On March 8, 2026, British Columbia moved their clocks to a year-round Pacific Daylight Savings Time. In March, they did the spring forward one hour with their clocks to UTC-7, but they won’t fall back to UTC-8 in November. Going forward, the UTC offset for America/Vancouver timezone is permanently UTC-7.

Let’s use this as an opportunity to talk about date and time zone storage. In the most basic examples, the default is to store the UTC value, then calculate local time relative to UTC. However, people using calendar systems think in terms of local time (i.e. wall clock time), and never consider UTC. After modifying time zone data, these time calculations from UTC for a region will differ from the user’s input value.

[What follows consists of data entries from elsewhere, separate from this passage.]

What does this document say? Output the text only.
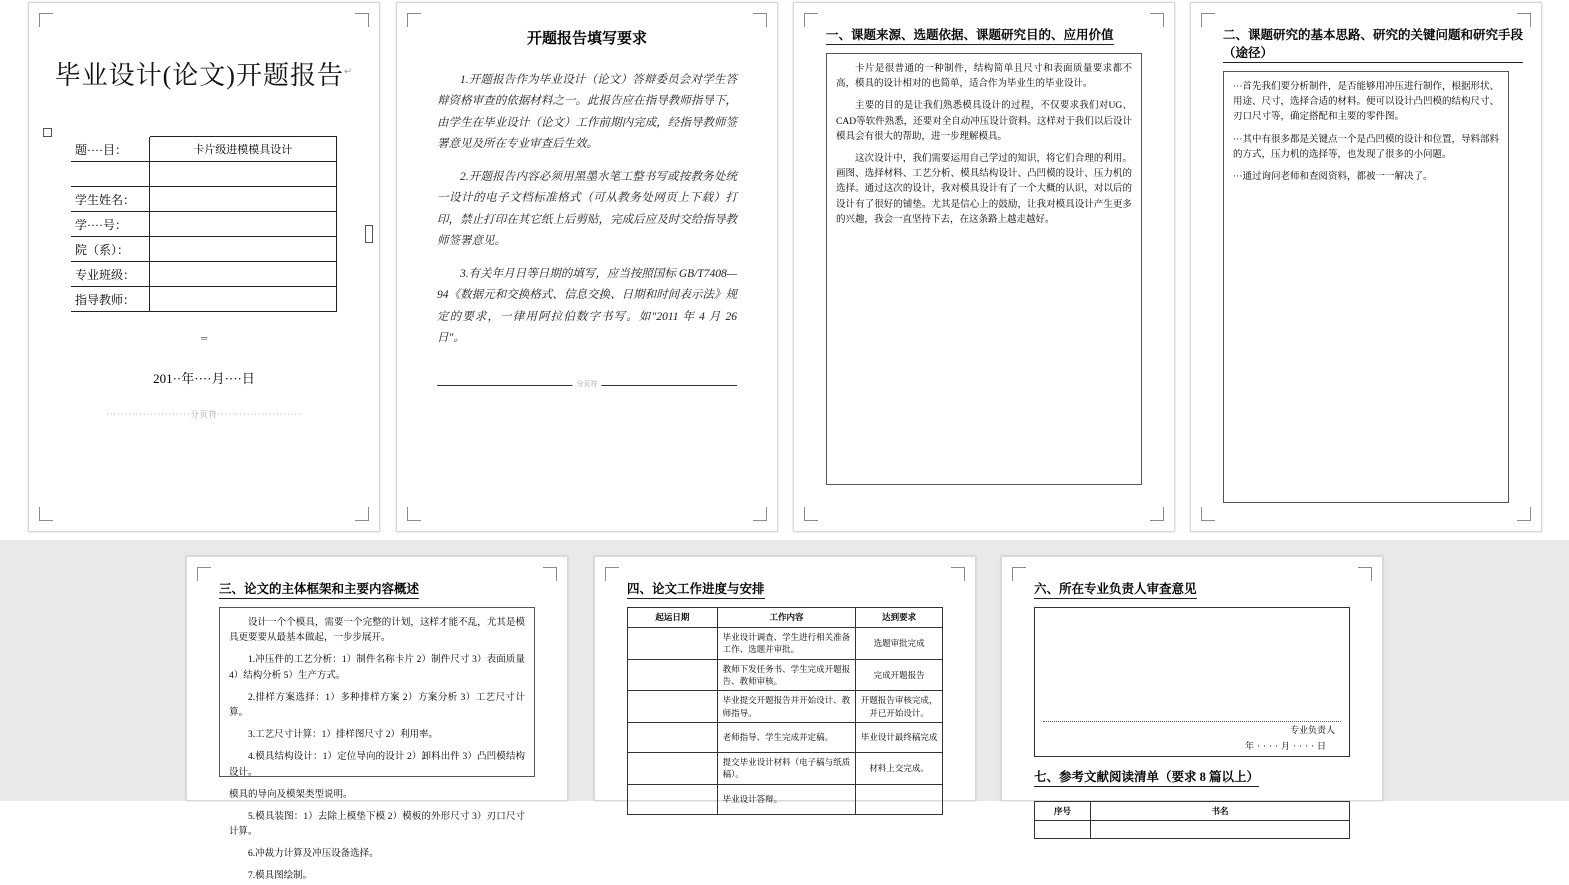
毕业设计(论文)开题报告↵
═
题····目：	卡片级进模模具设计

学生姓名：	
学····号：	
院（系）：	
专业班级：	
指导教师：	
201··年····月····日
·······················分页符·······················
开题报告填写要求

1.开题报告作为毕业设计（论文）答辩委员会对学生答辩资格审查的依据材料之一。此报告应在指导教师指导下，由学生在毕业设计（论文）工作前期内完成，经指导教师签署意见及所在专业审查后生效。

2.开题报告内容必须用黑墨水笔工整书写或按教务处统一设计的电子文档标准格式（可从教务处网页上下载）打印，禁止打印在其它纸上后剪贴，完成后应及时交给指导教师签署意见。

3.有关年月日等日期的填写，应当按照国标 GB/T7408—94《数据元和交换格式、信息交换、日期和时间表示法》规定的要求，一律用阿拉伯数字书写。如"2011 年 4 月 26 日"。

分页符
一、课题来源、选题依据、课题研究目的、应用价值

卡片是很普通的一种制件，结构简单且尺寸和表面质量要求都不高，模具的设计相对的也简单，适合作为毕业生的毕业设计。

主要的目的是让我们熟悉模具设计的过程，不仅要求我们对UG、CAD等软件熟悉，还要对全自动冲压设计资料。这样对于我们以后设计模具会有很大的帮助，进一步理解模具。

这次设计中，我们需要运用自己学过的知识，将它们合理的利用。画图、选择材料、工艺分析、模具结构设计、凸凹模的设计、压力机的选择。通过这次的设计，我对模具设计有了一个大概的认识，对以后的设计有了很好的铺垫。尤其是信心上的鼓励，让我对模具设计产生更多的兴趣，我会一直坚持下去，在这条路上越走越好。

二、课题研究的基本思路、研究的关键问题和研究手段（途径）

···首先我们要分析制件，是否能够用冲压进行制作，根据形状、用途、尺寸，选择合适的材料。便可以设计凸凹模的结构尺寸、刃口尺寸等，确定搭配和主要的零件图。

···其中有很多都是关键点一个是凸凹模的设计和位置，导料部料的方式，压力机的选择等，也发现了很多的小问题。

···通过询问老师和查阅资料，都被一一解决了。

三、论文的主体框架和主要内容概述

设计一个个模具，需要一个完整的计划，这样才能不乱，尤其是模具更要要从最基本做起，一步步展开。

1.冲压件的工艺分析：1）制件名称卡片 2）制件尺寸 3）表面质量 4）结构分析 5）生产方式。

2.排样方案选择：1）多种排样方案 2）方案分析 3）工艺尺寸计算。

3.工艺尺寸计算：1）排样图尺寸 2）利用率。

4.模具结构设计：1）定位导向的设计 2）卸料出件 3）凸凹模结构设计。

模具的导向及模架类型说明。

5.模具装图：1）去除上模垫下模 2）模板的外形尺寸 3）刃口尺寸计算。

6.冲裁力计算及冲压设备选择。

7.模具图绘制。

四、论文工作进度与安排
起运日期	工作内容	达到要求
	毕业设计调查、学生进行相关准备工作、选题并审批。	选题审批完成
	教师下发任务书、学生完成开题报告、教师审核。	完成开题报告
	毕业提交开题报告并开始设计、教师指导。	开题报告审核完成，并已开始设计。
	老师指导、学生完成并定稿。	毕业设计最终稿完成
	提交毕业设计材料（电子稿与纸质稿）。	材料上交完成。
	毕业设计答辩。	
六、所在专业负责人审查意见
专业负责人
年····月····日
七、参考文献阅读清单（要求 8 篇以上）
序号	书名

If you stored timestamps in a UTC-based column for British Columbia-based appointment in 2026 and beyond, your November through March appointments may be off by an hour!

A fascinating read into a problem that I knew existed… and fear!

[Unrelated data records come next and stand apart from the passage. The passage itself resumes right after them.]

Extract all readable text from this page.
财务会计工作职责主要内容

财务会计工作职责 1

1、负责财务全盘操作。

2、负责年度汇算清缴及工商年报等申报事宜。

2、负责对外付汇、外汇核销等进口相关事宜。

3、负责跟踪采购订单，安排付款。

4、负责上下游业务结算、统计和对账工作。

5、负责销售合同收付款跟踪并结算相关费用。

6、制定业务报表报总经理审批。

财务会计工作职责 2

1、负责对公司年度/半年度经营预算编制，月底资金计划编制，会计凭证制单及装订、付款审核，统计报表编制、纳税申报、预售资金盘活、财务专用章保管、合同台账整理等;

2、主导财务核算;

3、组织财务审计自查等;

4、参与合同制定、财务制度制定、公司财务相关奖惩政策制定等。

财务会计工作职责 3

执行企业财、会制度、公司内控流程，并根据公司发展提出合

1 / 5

This is the kind of thing that keeps me up at night every time I expand on Three Rings‘ timezone support. Right now, Three Rings stores the times of “shifts” (when volunteers do things) as UTC timestamps but treats them as “local time” to the voluntary organisation using them. If they say a shift starts at 8pm, that’s probably what they mean: they mean 8pm local time, no matter where they happen to be in the world and whether or not their region uses daylight saving time.

But this approach, while simple, has limitations:

  1. Three Rings doesn’t correctly respect shift duration variance as a result of daylight saving time clock changes. Suppose a Samaritans branch has a four-hour shift starting at midnight on Saturday night/Sunday morning. Twice a year, that shift will intersect with the clocks going forwards or backwards. Is it still a “four hour” shift? Well that depends: does the volunteer stay for four hours regardless of the clock change, or do they always go home at 4am? Three Rings assumes the former because it’s mathematically simpler, but in reality the latter is probably true (and the volunteer actually worked three or five hours).
  2. Three Rings isn’t suited to organisations that span multiple timezones. When an Australian charity started using Three Rings they were interested in getting an overview of how many of their helplines – which are spread across three to four timezones (depending on whether daylight saving is in effect: half of central Australia observes daylight savings and half doesn’t!) – are open at any given time. Three Rings currently isn’t designed in a way to make it easy to answer that question.
  3. Three Rings makes some suboptimal choices if you’re a long way from the Prime Meridian. This one’s easier to fix, and we probably will, but if you’re far from the UK and especially if you’re West of the UK then our scheduled tasks to e.g. “lock” shifts that appear to have “started” and prevent their easy modification… triggers at the wrong time.

Items 1 and 2 on that list are hard problems to solve, especially starting from where we are with our vast corpus of 24 years worth of “assumed local” time data. We’re improving on this kind of thing by increments, but it takes a while…

…and then, just sometimes, some country decides to fiddle with its timezone or its observance of daylight saving time and makes programmers’ lives hell.